One possibility would be have the retry behaviour be sensitive to which nodes are gracefully shutting down.

[DaveCTurner]

We (the @elastic/es-distributed team) discussed this again today. We think retrying finitely often (once by default) per node (identified by persistent node ID) would be sufficient protection against snapshots that just never finish.

In addition we discussed a way to abort a snapshot without losing all the work it already did and opened #75340 to pursue that idea further.

[DaveCTurner]

This plan turns out to be pretty tricky to fit into the snapshots state machine as it currently stands today. The assumption that shards don't move while being snapshotted is implicit in several places deep within the convoluted logic of the SnapshotsService, and I am not confident we will find them all. I'm going to try a different approach, integrating things more closely with graceful node shutdown and avoiding the need to handle other kinds of node departure:

---

Abort shard snapshots on shutting-down nodes

Adjust the SnapshotShardsService to notice that the local node has a shutdown marker and treat that as if all its ongoing shard snapshots are aborted. When each one completes, respond indicating it should move back to state WAITING rather than going to FAILED.

I suspect this won't work (or at least it will break some invariants) in older versions, so if the min cluster version is too old then skip this logic.

Stop moving shards from WAITING/QUEUED to INIT state on shutting-down nodes

Adjust the SnapshotsService to treat primaries assigned to shutting-down nodes as if they were unassigned.

---

I think with these two changes we will react well to graceful shutdowns, stopping shard snapshot work ASAP without causing a PARTIAL snapshot, permitting the shards to relocate elsewhere, and resuming the shard snapshot work on more appropriate nodes.

I don't think we need to put extra effort into limiting the retries with this plan, as suggested in an earlier comment.
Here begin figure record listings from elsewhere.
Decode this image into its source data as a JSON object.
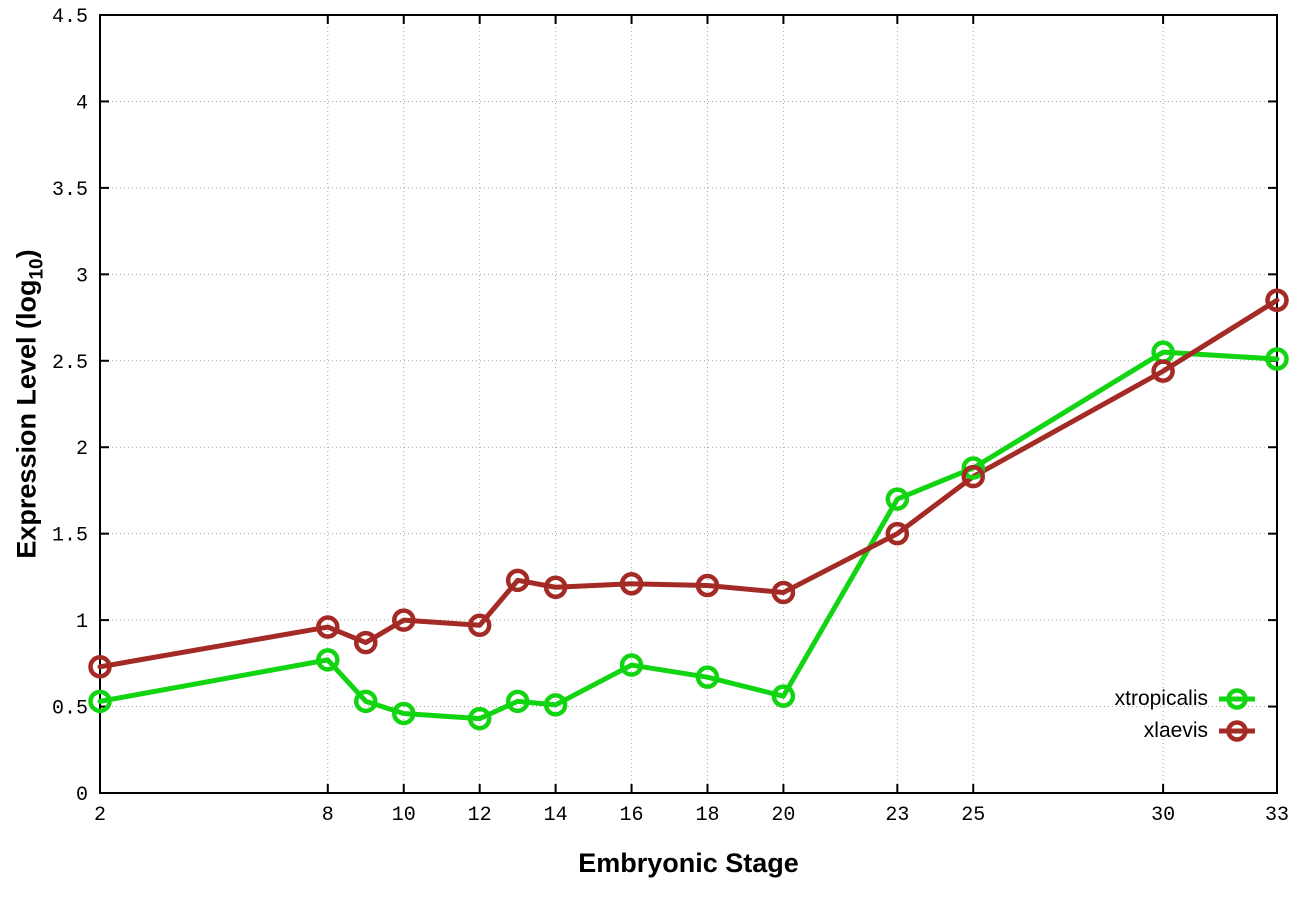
{
  "chart_data": {
    "type": "line",
    "x": [
      2,
      8,
      9,
      10,
      12,
      13,
      14,
      16,
      18,
      20,
      23,
      25,
      30,
      33
    ],
    "series": [
      {
        "name": "xtropicalis",
        "color": "#12d512",
        "values": [
          0.53,
          0.77,
          0.53,
          0.46,
          0.43,
          0.53,
          0.51,
          0.74,
          0.67,
          0.56,
          1.7,
          1.88,
          2.55,
          2.51
        ]
      },
      {
        "name": "xlaevis",
        "color": "#a32a25",
        "values": [
          0.73,
          0.96,
          0.87,
          1.0,
          0.97,
          1.23,
          1.19,
          1.21,
          1.2,
          1.16,
          1.5,
          1.83,
          2.44,
          2.85
        ]
      }
    ],
    "xlabel": "Embryonic Stage",
    "ylabel_prefix": "Expression Level (log",
    "ylabel_sub": "10",
    "ylabel_suffix": ")",
    "xlim": [
      2,
      33
    ],
    "ylim": [
      0,
      4.5
    ],
    "xticks": [
      2,
      8,
      10,
      12,
      14,
      16,
      18,
      20,
      23,
      25,
      30,
      33
    ],
    "yticks": [
      0,
      0.5,
      1,
      1.5,
      2,
      2.5,
      3,
      3.5,
      4,
      4.5
    ],
    "grid": true,
    "legend_position": "bottom-right",
    "axis_color": "#000000",
    "grid_color": "#a8a8a8",
    "tick_label_color": "#000000",
    "background": "#ffffff"
  }
}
As long as the node shutdown markers aren't flapping and the shards eventually relocate or the node restarts, each snapshot will complete.

If we cannot relocate a shard onto a new node then the snapshot will also never complete. However I believe that we treat this as a failure case in other ways too, eventually timing out and either stopping the node or else removing the shutdown marker, either of which permits the snapshot to proceed.

---

ETA: I've put this comment on the wrong issue. This is a solution for #101171 which avoids the need to solve #71333 at the same time.